Her two oldest children, a boy of fourteen and a girl of twelve, were beheaded and their bodies burnt to ashes on July 29, 1679. Their little brother Sebastian, nine years old, and his sister Maria, six years old, were terribly flogged and forced to attend the execution of their mother and playmates.
Of all the other “accomplices,” named by the woman, not one escaped the clutches of the inquisitors and death at the stake.
There are on record thousands and thousands of similar cases, many of them horrible beyond belief and defying description. No country in Europe escaped the visitation of such inquisitors, many of whom journeyed from place to place in search of victims. In numerous cities the arrival of these fiends was regarded with greater fear than famine or pestilence, especially by women, against whom their malice was chiefly directed. That there was cause for such fear, is proven by the fact that in Treves seven thousand women lost their lives. In Geneva five thousand were executed in a single month. And in Toulouse, France, four hundred witches were burnt in one day, dying the horrible death by fire for a crime which never existed save in the imagination of their benighted persecutors.—
Among the countless women burnt as witches was also Jeanette d’Arc, who to-day is glorified by the French nation as Jeanne d’Arc, the Maid of Orleans, and who has been lately canonized. Born about 1411 at Dom-Remy, a small village in the Champagne, she witnessed the conquest of Northern France by the English. While brooding over this mishap, it became fixed in her mind that she was destined to deliver France from these invaders. This impression was strengthened by a number of visions, in which she believed to see St. Michael, the archangel of judgments and of battles, who commanded her to take up arms and hurry to the assistance of the king. In February, 1429, she set out on her perilous journey to the court of the Dauphin at Chinon. Here she succeeded in convincing the king of the divinity of her mission, so that she was permitted to start with an army of 5000 men for the relief of Orleans. Clothed like a man in a coat of mail, and carrying a white standard of her own design, embroidered with lilies and the image of God, she inspired her followers with a religious enthusiasm. Favored by good luck she entered the besieged city on the 29th of April, 1429, and by incessant attacks so discouraged the enemy that they withdrew on the 8th of May. However, in several other enterprises her luck failed, and on the 24th of May, after an unsuccessful sortie, she was taken prisoner through treachery, because, being pursued by the enemy, some Frenchmen shut the gates of the fortress into which she should have escaped.

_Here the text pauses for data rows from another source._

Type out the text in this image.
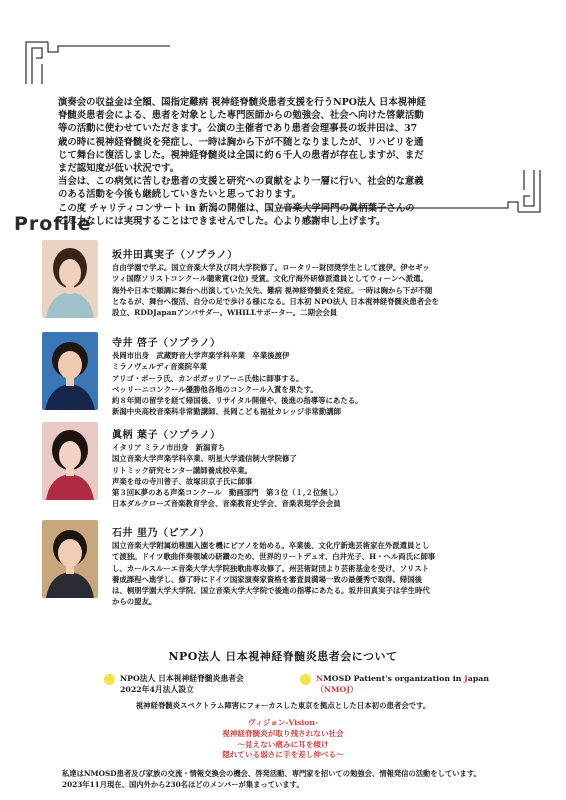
演奏会の収益金は全額、国指定難病 視神経脊髄炎患者支援を行うNPO法人 日本視神経

脊髄炎患者会による、患者を対象とした専門医師からの勉強会、社会へ向けた啓蒙活動

等の活動に使わせていただきます。公演の主催者であり患者会理事長の坂井田は、37

歳の時に視神経脊髄炎を発症し、一時は胸から下が不随となりましたが、リハビリを通

じて舞台に復活しました。視神経脊髄炎は全国に約６千人の患者が存在しますが、まだ

まだ認知度が低い状況です。

当会は、この病気に苦しむ患者の支援と研究への貢献をより一層に行い、社会的な意義

のある活動を今後も継続していきたいと思っております。

この度 チャリティコンサート in 新潟の開催は、国立音楽大学同門の眞柄葉子さんの

ご尽力なしには実現することはできませんでした。心より感謝申し上げます。

Profile
坂井田真実子（ソプラノ）
自由学園で学ぶ。国立音楽大学及び同大学院修了。ロータリー財団奨学生として渡伊。伊セギッ
ツィ国際ソリストコンクール聴衆賞(2位) 受賞。文化庁海外研修派遣員としてウィーンへ派遣。
海外や日本で順調に舞台へ出演していた矢先、難病 視神経脊髄炎を発症。一時は胸から下が不随
となるが、舞台へ復活、自分の足で歩ける様になる。日本初 NPO法人 日本視神経脊髄炎患者会を
設立、RDDJapanアンバサダー。WHILLサポーター。二期会会員
寺井 啓子（ソプラノ）
長岡市出身　武蔵野音大学声楽学科卒業　卒業後渡伊
ミラノヴェルディ音楽院卒業
アリゴ・ポーラ氏、カンポガッリアーニ氏他に師事する。
ベッリーニコンクール優勝他各地のコンクール入賞を果たす。
約８年間の留学を経て帰国後、リサイタル開催や、後進の指導等にあたる。
新潟中央高校音楽科非常勤講師、長岡こども福祉カレッジ非常勤講師
眞柄 葉子（ソプラノ）
イタリア ミラノ市出身　新潟育ち
国立音楽大学声楽学科卒業、明星大学通信制大学院修了
リトミック研究センター講師養成校卒業。
声楽を母の寺川曾子、故塚田京子氏に師事
第３回K夢のある声楽コンクール　動画部門　第３位（１,２位無し）
日本ダルクローズ音楽教育学会、音楽教育史学会、音楽表現学会会員
石井 里乃（ピアノ）
国立音楽大学附属幼稚園入園を機にピアノを始める。卒業後、文化庁新進芸術家在外派遣員とし
て渡独。ドイツ歌曲伴奏領域の研鑽のため、世界的リートデュオ、白井光子、H・ヘル両氏に師事
し、カールスルーエ音楽大学大学院独歌曲専攻修了。州芸術財団より芸術基金を受け、ソリスト
養成課程へ進学し、修了時にドイツ国家演奏家資格を審査員満場一致の最優秀で取得。帰国後
は、桐朋学園大学大学院、国立音楽大学大学院で後進の指導にあたる。坂井田真実子は学生時代
からの盟友。
NPO法人 日本視神経脊髄炎患者会について
NPO法人 日本視神経脊髄炎患者会
2022年4月法人設立
NMOSD Patient's organization in Japan
（NMOJ）
視神経脊髄炎スペクトラム障害にフォーカスした東京を拠点とした日本初の患者会です。
ヴィジョン-Vision-
視神経脊髄炎が取り残されない社会
～見えない痛みに耳を傾け
隠れている弱さに手を差し伸べる～
私達はNMOSD患者及び家族の交流・情報交換会の機会、啓発活動、専門家を招いての勉強会、情報発信の活動をしています。
2023年11月現在、国内外から230名ほどのメンバーが集まっています。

With her capture the halo of supernatural power that had surrounded her, vanished. Accused of being a heretic and a witch, she was turned over to the Inquisition for trial. Her examination lasted six days. Among other insidious and indelicate questions on the subject of her visions she was asked whether, when St. Michael appeared to her, he was naked, and if she had entertained sexual intercourse with the devil. But no point seemed graver to the judges than the sin of having assumed male attire. The judges told her that according to the canons, those who thus change the habit of their sex, are abominable in the sight of God.

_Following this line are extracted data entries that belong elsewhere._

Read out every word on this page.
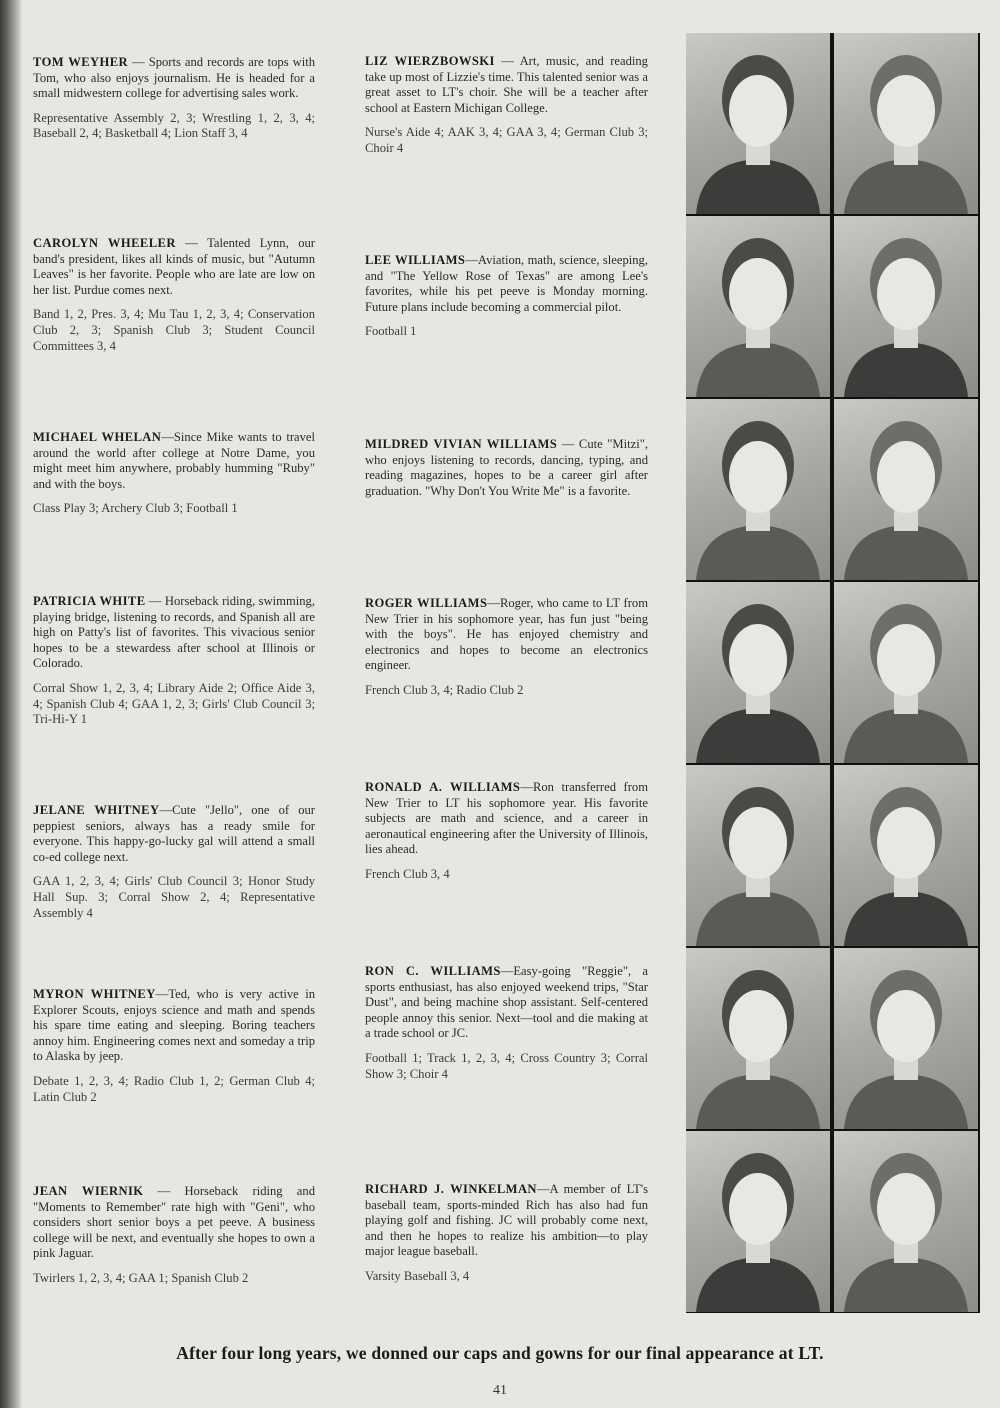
TOM WEYHER — Sports and records are tops with Tom, who also enjoys journalism. He is headed for a small midwestern college for advertising sales work.

Representative Assembly 2, 3; Wrestling 1, 2, 3, 4; Baseball 2, 4; Basketball 4; Lion Staff 3, 4

CAROLYN WHEELER — Talented Lynn, our band's president, likes all kinds of music, but "Autumn Leaves" is her favorite. People who are late are low on her list. Purdue comes next.

Band 1, 2, Pres. 3, 4; Mu Tau 1, 2, 3, 4; Conservation Club 2, 3; Spanish Club 3; Student Council Committees 3, 4

MICHAEL WHELAN—Since Mike wants to travel around the world after college at Notre Dame, you might meet him anywhere, probably humming "Ruby" and with the boys.

Class Play 3; Archery Club 3; Football 1

PATRICIA WHITE — Horseback riding, swimming, playing bridge, listening to records, and Spanish all are high on Patty's list of favorites. This vivacious senior hopes to be a stewardess after school at Illinois or Colorado.

Corral Show 1, 2, 3, 4; Library Aide 2; Office Aide 3, 4; Spanish Club 4; GAA 1, 2, 3; Girls' Club Council 3; Tri-Hi-Y 1

JELANE WHITNEY—Cute "Jello", one of our peppiest seniors, always has a ready smile for everyone. This happy-go-lucky gal will attend a small co-ed college next.

GAA 1, 2, 3, 4; Girls' Club Council 3; Honor Study Hall Sup. 3; Corral Show 2, 4; Representative Assembly 4

MYRON WHITNEY—Ted, who is very active in Explorer Scouts, enjoys science and math and spends his spare time eating and sleeping. Boring teachers annoy him. Engineering comes next and someday a trip to Alaska by jeep.

Debate 1, 2, 3, 4; Radio Club 1, 2; German Club 4; Latin Club 2

JEAN WIERNIK — Horseback riding and "Moments to Remember" rate high with "Geni", who considers short senior boys a pet peeve. A business college will be next, and eventually she hopes to own a pink Jaguar.

Twirlers 1, 2, 3, 4; GAA 1; Spanish Club 2

LIZ WIERZBOWSKI — Art, music, and reading take up most of Lizzie's time. This talented senior was a great asset to LT's choir. She will be a teacher after school at Eastern Michigan College.

Nurse's Aide 4; AAK 3, 4; GAA 3, 4; German Club 3; Choir 4

LEE WILLIAMS—Aviation, math, science, sleeping, and "The Yellow Rose of Texas" are among Lee's favorites, while his pet peeve is Monday morning. Future plans include becoming a commercial pilot.

Football 1

MILDRED VIVIAN WILLIAMS — Cute "Mitzi", who enjoys listening to records, dancing, typing, and reading magazines, hopes to be a career girl after graduation. "Why Don't You Write Me" is a favorite.

ROGER WILLIAMS—Roger, who came to LT from New Trier in his sophomore year, has fun just "being with the boys". He has enjoyed chemistry and electronics and hopes to become an electronics engineer.

French Club 3, 4; Radio Club 2

RONALD A. WILLIAMS—Ron transferred from New Trier to LT his sophomore year. His favorite subjects are math and science, and a career in aeronautical engineering after the University of Illinois, lies ahead.

French Club 3, 4

RON C. WILLIAMS—Easy-going "Reggie", a sports enthusiast, has also enjoyed weekend trips, "Star Dust", and being machine shop assistant. Self-centered people annoy this senior. Next—tool and die making at a trade school or JC.

Football 1; Track 1, 2, 3, 4; Cross Country 3; Corral Show 3; Choir 4

RICHARD J. WINKELMAN—A member of LT's baseball team, sports-minded Rich has also had fun playing golf and fishing. JC will probably come next, and then he hopes to realize his ambition—to play major league baseball.

Varsity Baseball 3, 4

After four long years, we donned our caps and gowns for our final appearance at LT.
41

The decision to which the inquisitors finally came, was that the girl was wholly the devil’s; was impious in regard to her parents; had thirsted for Christian blood, adhered to a king who was a heretic and schismatic, and was herself a heretic, apostate and idolator. For all these crimes she was sentenced to death, and burnt alive on the market place of Rouen, May 30th, 1431.—
As has been stated already persecutions for witchcraft were not confined to European countries, but were also carried on by Christian priests and judges in all colonies established by Europeans on other continents. In the British colonies of North America the most sensational trial for witchcraft was that in Salem, Massachusetts, about which J. M. Buckley in an article written for the Century Magazine (Vol. XLIII, pp. 408–422) speaks as follows:
“The first settlers of New England brought across the Atlantic the sentiments which had been formed in their minds in Great Britain and on the Continent, as well as the tendencies which were the common heritage of such an ancestry. They were a very religious, and also a credulous people; having few books, no papers, little news, and virtually no science; removed by thousands of miles and months of time from Old-World civilization; living in the midst of an untamed wilderness, surrounded by Indians whom they believed to be under the control of the devil, and whose medicine-men they accounted wizards. Such a mental and moral soil was adapted to the growth of witchcraft, and to create an invincible determination to inflict the punishments pronounced against it in the Old Testament; but the co-operation of various exciting causes was necessary to a general agitation and a real epidemic.
WOMEN, CONDEMNED FOR WITCHCRAFT, BURNT AT THE STAKE.